A mild critique of new DMV plans for the screening and testing of older drivers.
To the Editor:
A recent issue of the Sacramento Bee (2 August 2003) has a front page headline that read, "DMV seeks to target unfit drivers" which discussed the new plan of the California Department of Motor Vehicles (DMV) to check on and test drivers, particularly older drivers, for possible driving skills impairment. On the face of it, this would seem to be an excellent idea. However, as they say, the devil is in the details. Fortunately, these plans must be first approved by the State Legislature.
One part of this proposed DMV driver test would include rapidly identifying the silhouettes of vehicles and then classifying them as either cars or trucks. This presents a large problem: SUVs, which are thought by many folks to be "cars," but they are classified by the federal government as "light trucks."
Some drivers would be given in-vehicle "hands-on" driving tests. Supposedly if one made a "critical driving error" one would automatically be disqualified from renewing one's driver's license. A "critical driving error" is defined as a motorist "causing another driver or pedestrian to have to take evasive action."

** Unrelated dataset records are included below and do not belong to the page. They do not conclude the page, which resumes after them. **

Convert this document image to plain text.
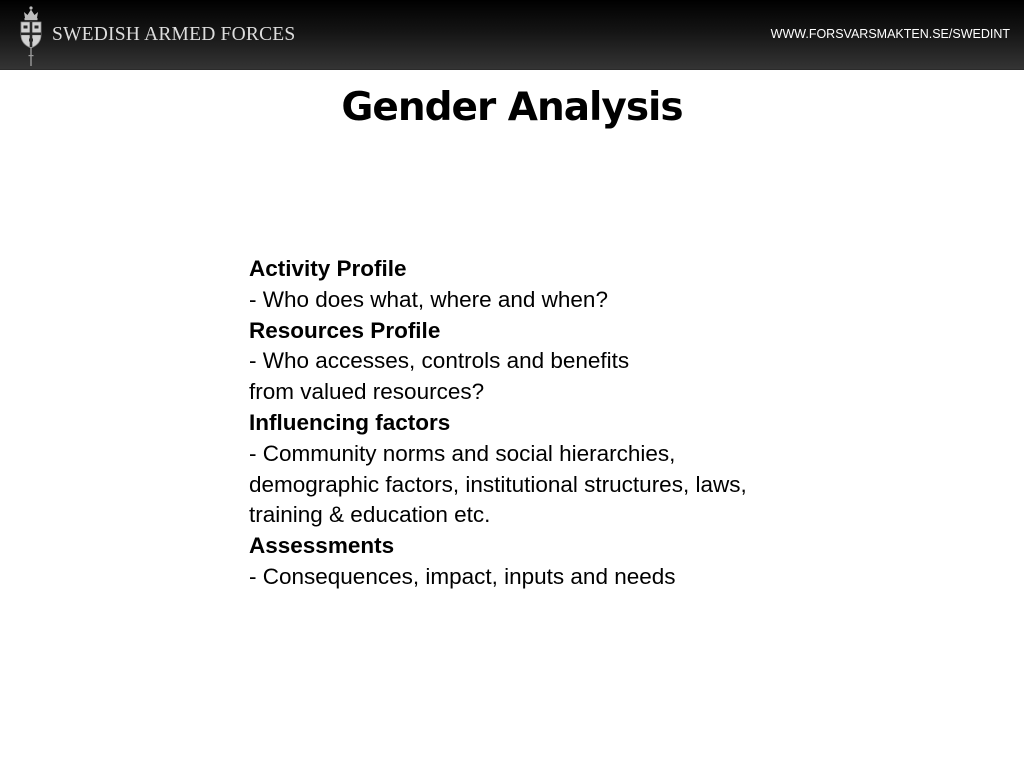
SWEDISH ARMED FORCES	WWW.FORSVARSMAKTEN.SE/SWEDINT
Gender Analysis
Activity Profile
- Who does what, where and when?
Resources Profile
- Who accesses, controls and benefits
from valued resources?
Influencing factors
- Community norms and social hierarchies,
demographic factors, institutional structures, laws,
training & education etc.
Assessments
- Consequences, impact, inputs and needs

Funny, as a pedestrian attempting to use a cross-walk on a busy street, I often have to take "evasive action" to avoid being hit by motorists who refuse to honor the cross-walk users right-of-way. And yet these folks have valid driver's licenses. If they are caught by the police and given a ticket for "failure to yield to a pedestrian in a cross-walk," they merely get a point added to their DMV license record. They do not lose their driver's license for this action.
Let's be clear on one thing: that awful accident in July 2003 in Santa Monica at the temporary Farmer's Market which was staged on a public street that was blocked off with flimsy wooden sawhorses could have entirely been prevented with the installation of a row of closely spaced temporary steel post barriers set in the roadway. Of course, this action would have required forethought and a small city expense.

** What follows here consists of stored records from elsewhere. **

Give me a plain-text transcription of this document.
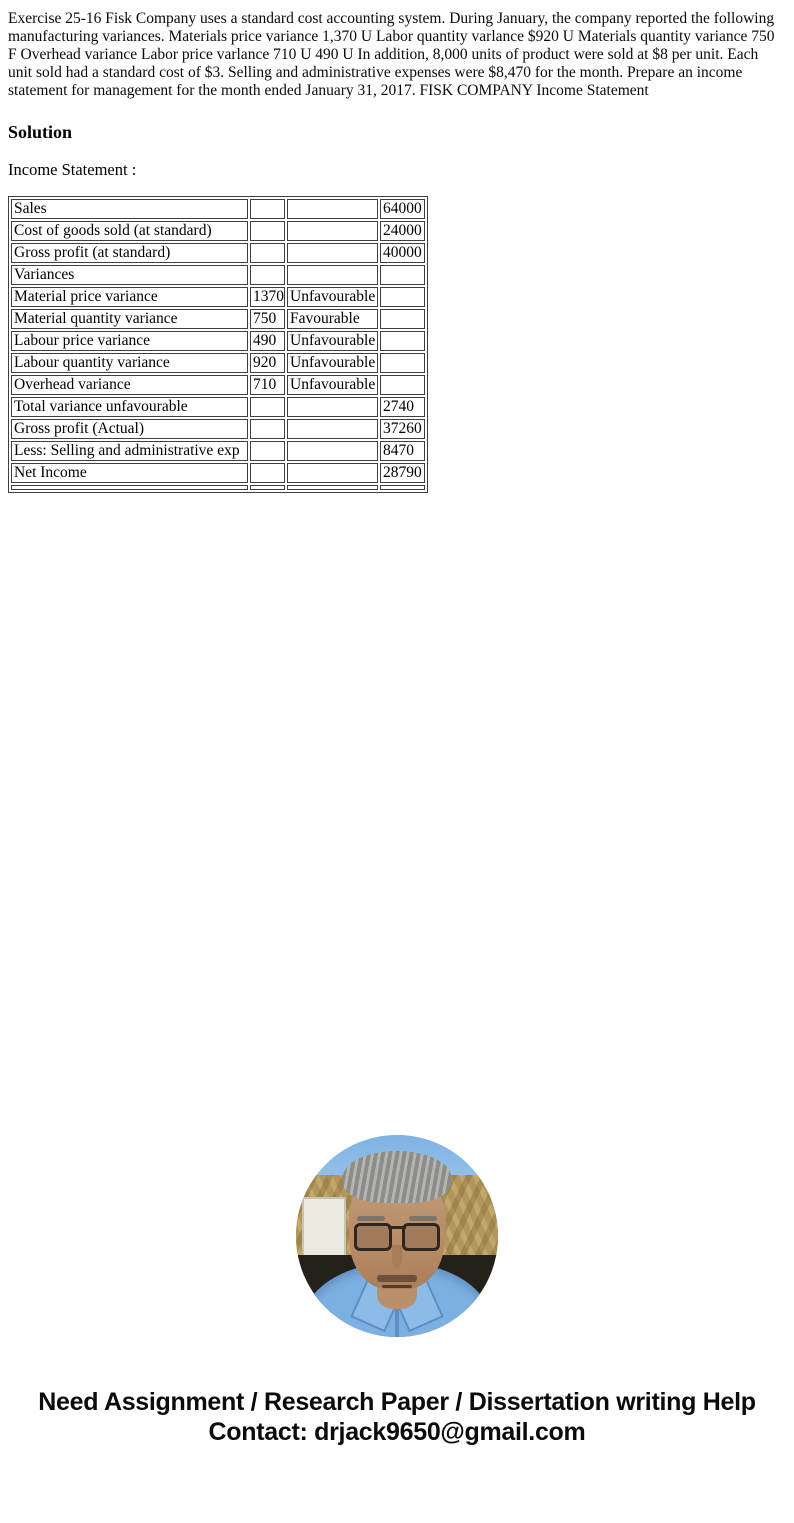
Exercise 25-16 Fisk Company uses a standard cost accounting system. During January, the company reported the following manufacturing variances. Materials price variance 1,370 U Labor quantity varlance $920 U Materials quantity variance 750 F Overhead variance Labor price varlance 710 U 490 U In addition, 8,000 units of product were sold at $8 per unit. Each unit sold had a standard cost of $3. Selling and administrative expenses were $8,470 for the month. Prepare an income statement for management for the month ended January 31, 2017. FISK COMPANY Income Statement

Solution
Income Statement :
Sales			64000
Cost of goods sold (at standard)			24000
Gross profit (at standard)			40000
Variances			
Material price variance	1370	Unfavourable	
Material quantity variance	750	Favourable	
Labour price variance	490	Unfavourable	
Labour quantity variance	920	Unfavourable	
Overhead variance	710	Unfavourable	
Total variance unfavourable			2740
Gross profit (Actual)			37260
Less: Selling and administrative exp			8470
Net Income			28790

Need Assignment / Research Paper / Dissertation writing Help
Contact: drjack9650@gmail.com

Actually, just getting teenagers to wear their safety belts while driving would probably save more lives in this country than massive testing of senior-aged drivers. According to a recent article in the Contra Costa Times (3 August 2003), two-thirds of the 5,341 teenagers killed in automobile accidents were not wearing their safety belts at the time of the accidents.
A high school graduation requirement of completing a driver's education class would probably do more to save lives than the proposed massive testing of older drivers. But this requirement would require effort and cost money to implement.